AHAD, 14 Mei 2006…. Kala itu riang gembirang suasana hatiku. Nuansa pagi yang cerah, siang… matahari kian menyengat. Kulihat wajah-wajah yang berseri penuh senyuman menghiasi hari-hari itu. Dalam sebuah sketsa ruangan kita berkumpul. Panas, hingga keringat kelihatan deras membasahi tubuh. Tapi tiada kita rasa. Yah, karna di situ ada kekuatan, yaitu kekuatan kasih sayang yang terlahir dari lubuk hati kita. Aku yang kala itu kelihatan asing dimata kalian, kalian menyapaku dengan sapaan jiwa; Akh Budi, Nuansa, Ahmad, Luthfi, Mas Sigit, Udin, Putra Merapi, Mama Reza, Mbak Arifah, Ambar, Ajri, Nita, Karsih, Dzakiyah Ulfah, Rizkiyati dan…. ah barangkali masih ada beberapa yang aku lupa namanya. Raut wajah ceria kalian kala kita kenalan, itulah yang tak mungkin bisa terlupakan. Hingga terbentuklah sebuah keluarga. Keluarga yang sungguh berbeda dari yang ada di rumah kita. Harapan-harapan kita bersama dalam ikatan ini mulai tumbuh. Sungguh senang, gembira kala itu kita rasa. Tapi… sinar mentari kian lama kian memudar. Menyambut sang malam yang sebentar lagi kan singgah. Wajah-wajah kalian pun memudar dari pandanganku.

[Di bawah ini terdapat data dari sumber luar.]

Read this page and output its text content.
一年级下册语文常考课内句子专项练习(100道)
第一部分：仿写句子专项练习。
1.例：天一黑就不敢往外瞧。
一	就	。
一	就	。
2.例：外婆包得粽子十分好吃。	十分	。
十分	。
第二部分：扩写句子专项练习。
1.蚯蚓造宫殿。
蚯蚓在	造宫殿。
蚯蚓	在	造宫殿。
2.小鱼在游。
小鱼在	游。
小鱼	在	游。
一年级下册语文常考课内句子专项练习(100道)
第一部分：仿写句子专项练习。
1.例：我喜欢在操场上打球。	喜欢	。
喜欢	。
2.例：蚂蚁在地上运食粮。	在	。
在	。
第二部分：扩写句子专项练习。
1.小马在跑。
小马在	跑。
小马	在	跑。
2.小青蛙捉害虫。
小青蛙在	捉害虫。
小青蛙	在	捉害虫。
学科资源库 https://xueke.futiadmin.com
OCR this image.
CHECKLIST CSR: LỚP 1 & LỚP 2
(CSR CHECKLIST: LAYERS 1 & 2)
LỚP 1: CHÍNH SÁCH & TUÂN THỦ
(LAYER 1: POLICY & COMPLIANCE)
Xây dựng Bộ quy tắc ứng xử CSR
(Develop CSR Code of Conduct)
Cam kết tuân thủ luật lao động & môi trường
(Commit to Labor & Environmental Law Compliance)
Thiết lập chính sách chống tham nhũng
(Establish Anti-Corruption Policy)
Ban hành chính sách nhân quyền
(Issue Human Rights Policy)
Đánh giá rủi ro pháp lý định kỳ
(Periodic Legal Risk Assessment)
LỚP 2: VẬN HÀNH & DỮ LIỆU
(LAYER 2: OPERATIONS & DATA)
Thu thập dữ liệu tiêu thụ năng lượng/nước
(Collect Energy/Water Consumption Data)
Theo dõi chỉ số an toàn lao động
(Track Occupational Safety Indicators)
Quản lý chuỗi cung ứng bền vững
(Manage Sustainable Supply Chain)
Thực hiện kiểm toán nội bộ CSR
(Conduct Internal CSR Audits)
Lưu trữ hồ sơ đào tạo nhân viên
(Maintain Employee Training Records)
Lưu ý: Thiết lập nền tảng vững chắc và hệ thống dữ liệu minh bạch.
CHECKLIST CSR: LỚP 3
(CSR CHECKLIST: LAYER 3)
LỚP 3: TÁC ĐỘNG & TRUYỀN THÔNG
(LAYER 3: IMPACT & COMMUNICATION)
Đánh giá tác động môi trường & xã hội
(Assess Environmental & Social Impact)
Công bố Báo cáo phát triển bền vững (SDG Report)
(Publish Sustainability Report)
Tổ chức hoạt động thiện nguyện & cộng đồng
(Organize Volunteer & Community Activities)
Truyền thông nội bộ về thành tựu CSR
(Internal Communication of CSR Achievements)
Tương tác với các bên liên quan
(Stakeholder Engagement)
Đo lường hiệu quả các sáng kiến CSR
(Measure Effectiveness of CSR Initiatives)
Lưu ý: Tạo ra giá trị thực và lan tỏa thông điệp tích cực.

Sebulan kemudian….. kita berkumpul kembali. Seperti saudara yang sedang merantau. Sungguh senangnya kala bertemu lagi. Mulailah kita membentuk nama Forspent. Sungguh, kita semua yakin Allah-lah yang berkehendak kenapa kita memakai nama keluarga kita dengan nama itu. Mungkin suatu saat nanti, nama itulah yang kan kita kenang selalu. Acara kajian pun kini di hadiri oleh beberapa orang lagi. Berarti Allah telah menambah saudara untuk kita.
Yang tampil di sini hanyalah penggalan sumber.